Von Spakovsky further contended the stationing of private security guards at election offices and polling sites could constitute a violation of section 11(b) of the 1965 Voting Rights Act, which states that no one “shall intimidate, threaten, or coerce, or attempt to intimidate, threaten, or coerce,” any individual who is “voting or attempting to vote” or “urging or aiding any person to vote or attempt to vote.”
“The presence of such private law enforcement could scare individuals attempting to vote and deter them from asking election officials questions. This would particularly be the case if those guards were armed,” von Spakovsky said.
Value the Vote’s issuance of grants and services to election offices may also conflict with existing statutes in 25 states prohibiting or restricting election officials’ use of private money to conduct elections. These laws, which election integrity advocates often refer to as “Zuckbucks” bans, were passed in response to Meta CEO Mark Zuckerberg’s actions in the 2020 election.
During that contest, Zuckerberg gave hundreds of millions of dollars to nonprofits such as the Center for Tech and Civic Life, which in turn poured these “Zuckbucks” into local election offices in battleground states around the country to change how elections were administered. The funds were ultimately used to expand unsupervised election protocols like mail-in voting and using ballot drop boxes. To make matters worse, these grants were heavily skewed toward Democrat-majority counties, essentially making it a massive, privately funded Democrat get-out-the-vote operation.

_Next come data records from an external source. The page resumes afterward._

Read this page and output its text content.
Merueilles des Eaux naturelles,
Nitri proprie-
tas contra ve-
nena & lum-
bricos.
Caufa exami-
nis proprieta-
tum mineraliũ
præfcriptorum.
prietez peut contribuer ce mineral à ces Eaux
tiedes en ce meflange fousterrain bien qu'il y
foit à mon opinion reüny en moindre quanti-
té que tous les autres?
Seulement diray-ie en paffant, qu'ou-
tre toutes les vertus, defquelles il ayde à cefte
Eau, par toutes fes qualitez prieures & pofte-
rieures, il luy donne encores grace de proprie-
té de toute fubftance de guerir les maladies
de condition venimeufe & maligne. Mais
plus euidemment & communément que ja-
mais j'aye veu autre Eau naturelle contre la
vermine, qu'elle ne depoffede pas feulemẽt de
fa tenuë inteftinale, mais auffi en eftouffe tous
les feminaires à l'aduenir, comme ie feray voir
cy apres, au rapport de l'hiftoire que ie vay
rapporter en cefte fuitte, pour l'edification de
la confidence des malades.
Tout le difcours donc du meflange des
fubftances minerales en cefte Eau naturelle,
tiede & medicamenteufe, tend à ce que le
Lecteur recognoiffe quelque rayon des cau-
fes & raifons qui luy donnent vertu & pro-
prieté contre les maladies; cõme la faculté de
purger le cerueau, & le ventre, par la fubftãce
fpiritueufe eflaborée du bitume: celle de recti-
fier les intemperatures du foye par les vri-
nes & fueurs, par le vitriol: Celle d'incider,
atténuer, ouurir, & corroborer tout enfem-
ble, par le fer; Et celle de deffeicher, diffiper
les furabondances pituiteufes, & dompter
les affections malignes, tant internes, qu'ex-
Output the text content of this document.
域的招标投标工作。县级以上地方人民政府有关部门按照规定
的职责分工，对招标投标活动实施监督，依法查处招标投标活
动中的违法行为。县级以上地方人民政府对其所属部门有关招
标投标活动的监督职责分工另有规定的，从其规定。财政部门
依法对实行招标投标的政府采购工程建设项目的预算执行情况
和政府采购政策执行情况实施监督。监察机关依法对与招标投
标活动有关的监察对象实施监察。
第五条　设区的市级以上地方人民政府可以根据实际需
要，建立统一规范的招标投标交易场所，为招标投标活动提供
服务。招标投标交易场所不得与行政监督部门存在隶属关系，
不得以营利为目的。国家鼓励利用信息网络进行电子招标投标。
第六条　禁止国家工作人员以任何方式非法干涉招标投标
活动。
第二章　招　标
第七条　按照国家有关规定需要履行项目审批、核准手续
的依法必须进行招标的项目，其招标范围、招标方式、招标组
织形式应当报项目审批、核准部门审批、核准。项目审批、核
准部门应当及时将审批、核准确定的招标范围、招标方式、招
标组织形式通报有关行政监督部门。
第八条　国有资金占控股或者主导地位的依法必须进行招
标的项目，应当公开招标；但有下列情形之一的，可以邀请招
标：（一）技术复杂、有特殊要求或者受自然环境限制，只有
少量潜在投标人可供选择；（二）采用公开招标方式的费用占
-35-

As detailed by Federalist Editor-in-Chief Mollie Hemingway in her national bestseller, “Rigged: How the Media, Big Tech, and the Democrats Seized Our Elections,” Zuckerberg “didn’t just help Democrats by censoring their political opponents,” his financing of “liberal groups running partisan get-out-the-vote operations” was “the means by which [Democrat] activists achieved their ‘revolution’ and changed the course of the 2020 election.”
“It was a genius plan,” Hemingway wrote. “And because no one ever imagined that a coordinated operation could pull off the privatization of the election system, laws were not built to combat it.”
In addition to financing private security for election offices, Value the Vote is also purportedly planning to confront so-called “election misinformation” through the use of “paid digital advertising,” as well as engage in voter registration efforts that favor Democrats. While federal law prohibits nonprofits from engaging in partisan voter registration, The Times reported that Value the Vote’s registration plans “align with typical Democratic efforts, focusing heavily on Black and Latino communities.”
As The Federalist previously reported, left-wing nonprofits have regularly abused their nonprofit status by aiming their registration efforts at demographics favorable to Democrats.